Italia

Cosa ha detto il presidente Mattarella nel discorso di fine anno

Il capo dello Stato traccia le prospettive per il futuro: riscoprirsi comunità, voce più autorevole in Europa, stop all'aumento delle tasse sul terzo settore. Nel suo intervento non ha risparmiato critiche, seppur indirette, al governo gialloverde

«Tempi e abitudini cambiano ma questo appuntamento – nato decenni fa con il primo Presidente, Luigi Einaudi – non è un rito formale. Mi assegna il compito di rivolgere, a tutti voi, gli auguri per il nuovo anno». Così il presidente della Repubblica Sergio Mattarella parla ai cittadini, nel tradizionale discorso di fine anno. Lo fa «dal Quirinale, casa di tutti gli italiani», cambiando ancora una volta location per il suo quarto messaggio di fine anno a reti unificate. Stavolta, il capo dello Stato sceglie lo studio alla Palazzina, luogo di lavoro in cui passa la maggior parte delle sue giornate, per tracciare il bilancio del 2018 e le prospettive per il futuro.

Nel tempo dei social, in cui molti vivono connessi in rete e comunicano di continuo ciò che pensano e quel che fanno nella vita quotidiana, il presidente della Repubblica invita a sentirsi di nuovo comunità. «Sentirsi “comunità” significa condividere valori, prospettive, diritti e doveri – dice il presidente- Significa “pensarsi” dentro un futuro comune, da costruire insieme. Significa responsabilità, perché ciascuno di noi è, in misura più o meno grande, protagonista del futuro del nostro Paese. Vuol dire anche essere rispettosi gli uni degli altri.
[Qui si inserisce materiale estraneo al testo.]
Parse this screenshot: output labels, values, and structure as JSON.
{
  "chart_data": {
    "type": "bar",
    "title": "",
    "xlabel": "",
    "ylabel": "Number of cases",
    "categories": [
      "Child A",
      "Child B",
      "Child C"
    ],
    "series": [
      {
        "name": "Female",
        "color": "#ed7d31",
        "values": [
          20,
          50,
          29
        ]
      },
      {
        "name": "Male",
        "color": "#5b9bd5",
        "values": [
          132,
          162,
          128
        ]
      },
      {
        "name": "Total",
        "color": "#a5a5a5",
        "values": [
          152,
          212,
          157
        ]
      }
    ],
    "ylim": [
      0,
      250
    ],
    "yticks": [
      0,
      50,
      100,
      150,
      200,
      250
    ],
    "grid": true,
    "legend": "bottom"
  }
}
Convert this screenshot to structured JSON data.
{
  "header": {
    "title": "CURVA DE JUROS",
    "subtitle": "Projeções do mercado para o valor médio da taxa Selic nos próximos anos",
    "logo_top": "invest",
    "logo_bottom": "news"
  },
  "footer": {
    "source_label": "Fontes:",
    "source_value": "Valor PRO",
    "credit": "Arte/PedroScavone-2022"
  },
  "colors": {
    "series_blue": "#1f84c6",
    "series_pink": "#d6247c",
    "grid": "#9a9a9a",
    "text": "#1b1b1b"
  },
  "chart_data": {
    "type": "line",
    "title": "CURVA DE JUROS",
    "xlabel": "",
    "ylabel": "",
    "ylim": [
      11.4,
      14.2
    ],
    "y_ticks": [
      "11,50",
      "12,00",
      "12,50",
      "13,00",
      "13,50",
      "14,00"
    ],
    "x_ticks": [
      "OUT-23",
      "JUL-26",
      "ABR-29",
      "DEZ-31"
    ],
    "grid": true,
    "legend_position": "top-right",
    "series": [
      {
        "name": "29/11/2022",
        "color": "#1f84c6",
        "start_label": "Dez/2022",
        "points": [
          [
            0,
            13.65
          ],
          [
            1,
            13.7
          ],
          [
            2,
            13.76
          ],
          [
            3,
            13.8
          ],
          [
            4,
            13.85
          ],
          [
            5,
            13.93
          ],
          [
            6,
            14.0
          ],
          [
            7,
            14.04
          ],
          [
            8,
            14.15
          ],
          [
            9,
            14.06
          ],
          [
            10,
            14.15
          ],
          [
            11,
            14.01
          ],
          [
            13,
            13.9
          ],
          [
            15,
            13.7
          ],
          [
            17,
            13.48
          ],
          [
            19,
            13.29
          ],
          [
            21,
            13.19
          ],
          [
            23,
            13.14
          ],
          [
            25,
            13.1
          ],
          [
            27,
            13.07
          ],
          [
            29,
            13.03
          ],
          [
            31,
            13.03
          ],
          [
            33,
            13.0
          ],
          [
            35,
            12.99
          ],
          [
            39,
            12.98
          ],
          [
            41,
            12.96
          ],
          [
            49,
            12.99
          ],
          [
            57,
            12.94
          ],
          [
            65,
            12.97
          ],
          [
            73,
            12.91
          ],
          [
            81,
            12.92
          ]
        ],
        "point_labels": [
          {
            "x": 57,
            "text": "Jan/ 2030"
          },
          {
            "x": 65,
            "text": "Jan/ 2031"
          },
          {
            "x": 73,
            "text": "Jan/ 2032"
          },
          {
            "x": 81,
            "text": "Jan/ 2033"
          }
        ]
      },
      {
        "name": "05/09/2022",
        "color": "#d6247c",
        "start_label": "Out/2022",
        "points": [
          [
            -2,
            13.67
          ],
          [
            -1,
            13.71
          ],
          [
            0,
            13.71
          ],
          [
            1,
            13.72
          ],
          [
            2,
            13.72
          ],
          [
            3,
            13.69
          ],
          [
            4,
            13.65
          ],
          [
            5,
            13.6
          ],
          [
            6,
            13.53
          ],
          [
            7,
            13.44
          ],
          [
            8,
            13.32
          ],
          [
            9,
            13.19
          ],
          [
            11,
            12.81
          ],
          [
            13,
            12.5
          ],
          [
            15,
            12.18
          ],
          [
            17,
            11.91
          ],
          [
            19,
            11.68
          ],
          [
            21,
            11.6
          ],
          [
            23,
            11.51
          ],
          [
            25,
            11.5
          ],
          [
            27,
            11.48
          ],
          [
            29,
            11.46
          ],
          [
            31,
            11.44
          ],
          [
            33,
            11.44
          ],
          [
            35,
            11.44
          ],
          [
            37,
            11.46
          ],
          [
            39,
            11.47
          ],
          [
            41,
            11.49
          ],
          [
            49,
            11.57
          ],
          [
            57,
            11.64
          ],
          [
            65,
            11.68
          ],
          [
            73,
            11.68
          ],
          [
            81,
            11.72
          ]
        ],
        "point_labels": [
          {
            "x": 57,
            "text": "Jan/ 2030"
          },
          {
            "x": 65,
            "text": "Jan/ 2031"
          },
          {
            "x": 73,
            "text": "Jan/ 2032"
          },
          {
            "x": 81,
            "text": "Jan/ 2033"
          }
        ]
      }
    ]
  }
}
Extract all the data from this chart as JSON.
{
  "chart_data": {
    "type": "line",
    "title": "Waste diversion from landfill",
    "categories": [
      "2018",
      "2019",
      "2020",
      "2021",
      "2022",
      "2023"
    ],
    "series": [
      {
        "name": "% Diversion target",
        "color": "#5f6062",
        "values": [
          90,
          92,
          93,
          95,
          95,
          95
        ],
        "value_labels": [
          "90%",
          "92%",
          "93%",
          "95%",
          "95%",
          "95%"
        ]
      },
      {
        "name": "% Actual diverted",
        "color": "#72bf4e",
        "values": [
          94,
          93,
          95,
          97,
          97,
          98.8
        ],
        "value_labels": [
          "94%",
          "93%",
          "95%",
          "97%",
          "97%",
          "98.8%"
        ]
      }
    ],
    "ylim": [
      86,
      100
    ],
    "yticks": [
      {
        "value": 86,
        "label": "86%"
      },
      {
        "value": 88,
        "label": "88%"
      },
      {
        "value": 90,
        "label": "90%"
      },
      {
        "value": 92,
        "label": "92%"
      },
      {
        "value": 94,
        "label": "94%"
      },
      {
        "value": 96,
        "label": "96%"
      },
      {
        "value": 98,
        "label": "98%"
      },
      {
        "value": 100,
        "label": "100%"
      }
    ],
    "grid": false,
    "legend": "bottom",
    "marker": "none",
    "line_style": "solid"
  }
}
Vuol dire essere consapevoli degli elementi che ci uniscono e nel battersi, come è giusto, per le proprie idee rifiutare l’astio, l’insulto, l’intolleranza, che creano ostilità e timore».  Il capo dello Stato chiede di essere consapevoli degli elementi che ci uniscono rifiutando «l’astio, l’insulto, l’intolleranza, che creano ostilità e timore». E poi sottolinea: «So bene che alcuni diranno che questa è retorica dei buoni sentimenti e che bisogna pensare soprattutto alla sicurezza. Ma la sicurezza c’è solo se tutti si sentono rispettati. La vera sicurezza si realizza, con efficacia, preservando e garantendo i valori positivi della convivenza». E aggiunge: «La sicurezza è condizione di un’esistenza serena» che deve partire «da un ambiente in cui tutti si sentano rispettati e rispettino le regole del vivere comune».

Durante il suo intervento il presidente della Repubblica non ha lesinato critiche, pur indirette, al governo: «Avere scongiurato la apertura di una procedura di infrazione da parte dell’Unione Europea per il mancato rispetto di norme liberamente sottoscritte è un elemento che rafforza la fiducia e conferisce stabilità — dice —  La grande compressione dell’esame parlamentare e la mancanza di un opportuno confronto con i corpi sociali richiedono adesso un’attenta verifica dei contenuti del provvedimento. Mi auguro, vivamente, che il Parlamento, il Governo, i gruppi politici trovino il modo di discutere costruttivamente su quanto avvenuto; e assicurino per il futuro condizioni adeguate di esame e di confronto». Poi un passaggio sull’Europa: «La dimensione europea è quella in cui l’Italia ha scelto di investire e di giocare il proprio futuro; e al suo interno dobbiamo essere voce autorevole. Le elezioni europee sono uno dei più grandi esercizi democratici al mondo: più di 400 milioni di cittadini europei si recheranno alle urne. Mi auguro che la campagna elettorale si svolga con serenità e sia l’occasione di un serio confronto sul futuro dell’Europa».

Marcato il passaggio sul Terzo settore, nelle ultime due settimane finito sotto i riflettori dopo che il governo aveva ipotizzato un forte aumento della tassazione sugli enti non profit. «Il nostro è un Paese ricco di solidarietà». E aggiunge: «Ricordo gli incontri con chi, negli ospedali o nelle periferie e in tanti luoghi di solitudine e di sofferenza dona conforto e serenità — evidenzia il Capo dello Stato — I tanti volontari intervenuti nelle catastrofi naturali a fianco dei Corpi dello Stato. È l’“Italia che ricuce” e che dà fiducia. Così come fanno le realtà del Terzo Settore, del non profit che rappresentano una rete preziosa di solidarietà. Anche per questo vanno evitate “tasse sulla bontà”. È l’immagine dell’Italia positiva, che deve prevalere».